What I’m saying is, Taylor Swift doesn’t read your fan letters.
This weekend, hundreds of fan letters addressed to Taylor Swift were found in a Nashville dumpster. Unopened. Swift’s team had to do some quick damage control, pledging that Taylor, OF COURSE, reads every single letter and if a box of letters was disposed, unread, it simply must be an error and they will do what it takes to find out what monster did this.
For once, I’m not going to slight Taylor. She did nothing wrong here. Because of course she doesn’t read her fan mail. Neither does Justin Bieber. And neither did Jonathan Taylor Thomas.
When I was in fourth grade, I sent a long, adoring letter to Jonathan Taylor Thomas. I won’t call him JTT, because real fans know he hated that. He also hated Pert Plus shampoo because they tested on animals and he likes animals, college basketball and Boyz II Men, but that’s beside the point. So, I wrote him this letter. And he totally wrote me back. I received, months later, a postcard with his picture on it, and a handwritten (clearly it was handwritten, I mean it was in his handwriting and the ink seemed awfully thick, but it was probably with a fancy famous person pen that just looked like a scanned copy) note on the back, ending with a request that I join him on a cruise ship to meet him and several of my other favorite celebrities. My mom wouldn’t let me, crushing my perfect dreams.
Years later, I’d find out that my sister-in-law received the exact same postcard. As did this person.
Guys, I’m starting to think my postcard wasn’t handwritten exclusively to only me because he loved me and we were going to get married. On a cruise ship.
It’s easy to laugh at the misguided hopes of pre-teen girls, but they are not alone in this. Celebrities are basically adult Santa Claus. We all have this image of the famous people we enjoy, and when that is disrupted, it is disappointing. Hell, even The Bloggess had to accept that maybe Nathan Fillion wasn’t our universal BFF. Yes, I’m certain there are famous people who are genuinely good, but, ultimately, at a certain level of fame and management involvement, celebrities are pure persona, a conjecture based on meticulous image control and media manipulation.

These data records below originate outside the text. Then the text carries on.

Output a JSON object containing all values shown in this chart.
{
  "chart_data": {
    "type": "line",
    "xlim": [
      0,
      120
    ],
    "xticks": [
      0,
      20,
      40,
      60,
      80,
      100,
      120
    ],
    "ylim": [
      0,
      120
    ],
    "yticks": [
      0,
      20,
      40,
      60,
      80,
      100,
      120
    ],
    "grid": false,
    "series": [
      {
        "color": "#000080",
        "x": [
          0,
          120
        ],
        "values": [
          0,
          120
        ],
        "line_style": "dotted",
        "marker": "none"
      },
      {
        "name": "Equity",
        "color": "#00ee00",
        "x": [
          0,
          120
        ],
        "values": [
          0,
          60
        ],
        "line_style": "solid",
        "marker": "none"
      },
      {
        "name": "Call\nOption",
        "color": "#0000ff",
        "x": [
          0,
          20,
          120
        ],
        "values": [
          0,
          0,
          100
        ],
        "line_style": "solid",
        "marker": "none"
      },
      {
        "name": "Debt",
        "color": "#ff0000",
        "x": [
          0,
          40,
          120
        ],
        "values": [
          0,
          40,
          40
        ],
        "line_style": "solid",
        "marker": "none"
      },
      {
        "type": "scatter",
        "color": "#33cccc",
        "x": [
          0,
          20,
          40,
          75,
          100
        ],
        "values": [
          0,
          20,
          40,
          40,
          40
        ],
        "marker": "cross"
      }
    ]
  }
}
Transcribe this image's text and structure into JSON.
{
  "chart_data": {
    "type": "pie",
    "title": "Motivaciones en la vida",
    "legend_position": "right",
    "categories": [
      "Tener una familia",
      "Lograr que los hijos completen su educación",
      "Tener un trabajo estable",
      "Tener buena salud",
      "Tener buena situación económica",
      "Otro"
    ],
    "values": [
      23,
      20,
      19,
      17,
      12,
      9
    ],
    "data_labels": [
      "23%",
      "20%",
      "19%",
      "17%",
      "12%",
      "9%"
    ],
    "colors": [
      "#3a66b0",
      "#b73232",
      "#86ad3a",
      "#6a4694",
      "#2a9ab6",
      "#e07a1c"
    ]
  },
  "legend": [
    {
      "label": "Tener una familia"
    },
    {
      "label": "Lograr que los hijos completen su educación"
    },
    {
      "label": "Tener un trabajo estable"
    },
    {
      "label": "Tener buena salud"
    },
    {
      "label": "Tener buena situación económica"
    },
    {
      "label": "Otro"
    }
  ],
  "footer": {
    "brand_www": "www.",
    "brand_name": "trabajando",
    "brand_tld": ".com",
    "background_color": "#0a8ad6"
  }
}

Take Ben Affleck. Leading up to the Oscars, we saw him out with his wife and children, smiling happily on a daily or weekly basis. The week following his Oscar win, suddenly, it’s photographer kicking time.
I’m all for a good photographer kicking, but it really does suck just a little to have it confirmed, that all those smiling photos of their kids were totally fine when there was an award on the line.
It’s the same with all of them. Listen to every interview where a famous person laments lost privacy, then look at every smiling, perfectly coiffed image sold to People Magazine, a magazine basically dominated by celebrities and their management teams. It’s not all bullshit, but it rings hollow.
And, ultimately, I feel terrible for the ones who actually don’t want it, who don’t court it, who just live their lives and don’t feed the paparazzi machine. But if you think for a second that anyone just happens to be hanging out at a Hobby Lobby when Kim Kardashian comes in and just happens to get her photo, then I have a pregnancy conspiracy to sell you.
And that’s where we are now. Where pregnancies are used to create a sense of humanity in an otherwise soulless pair of famewhores, where babies are pageanted like Honey Boo Boo to win awards and where PR pros have to pretend that a 23-year-old singer actually sits there and reads thousands of sparkly notebook pages herself.
They’re not monsters. They’re people.
They’re just probably not the people they’ve been painted to be.